En 1994, je vais voir « Léon » au cinéma et en ressort choqué…aussi est-ce avec un énorme plaisir que je vais chroniquer ce film majeur dans l’histoire du cinéma français.
A New-York, Léon (Jean Reno) est un tueur solitaire (ou nettoyeur) monnayant ses services pour Tony (Dany Aiello), caïd local de la mafia italienne.
Mais le destin de cet homme imposant et taciturne bascule lorsque Mathilda (Nathalie Portman) une jeune fille de 12 ans logeant sur le même palier que son modeste appartement, vient frapper à sa porte pour quémander de l’aide.
Sa famille vient en réalité d’être massacrée par plusieurs hommes armés commandés par Norman Stansfield (Gary Oldman), un inspecteur de police de la ville, en raison d’un différent dans une affaire de drogue.
Léon déroge donc à ses règles de sécurité pour héberger Mathilda et la préserver d’une mort brutale.
Peu à peu la jeune femme apprivoise l’ours qui la prend en sympathie.

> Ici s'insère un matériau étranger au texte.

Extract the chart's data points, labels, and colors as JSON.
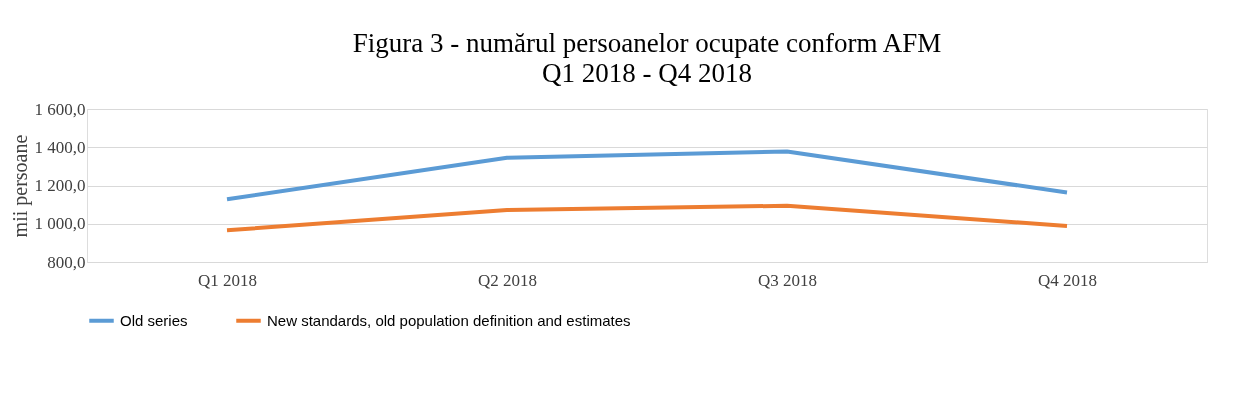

Les deux âmes brisées se retrouvent donc et Mathilda envisage sérieusement d’apprendre le métier de tueur aux cotés de Léon qui bonne pate lui donne des cours sur les toits de la ville en prenant pour cible des joggers de Central park.
Lorsque le couple déménage pour vivre à l’hôtel, Mathilda dit que Léon est son père, puis son amant, ce qui provoque leur mise à l’écart.
Mathilda est en réalité animé par un fort désir de vengeance contre Stansfield, flic camé et psychopathe.
Elle s’arrange pour connaitre son bureau à la DEA et se faisant passer pour une livreuse, pénètre pour tenter de l’assassiner.
Mais méfiant, Stansfield la coince dans les toilettes et comprenant ses motivations menace de la tuer…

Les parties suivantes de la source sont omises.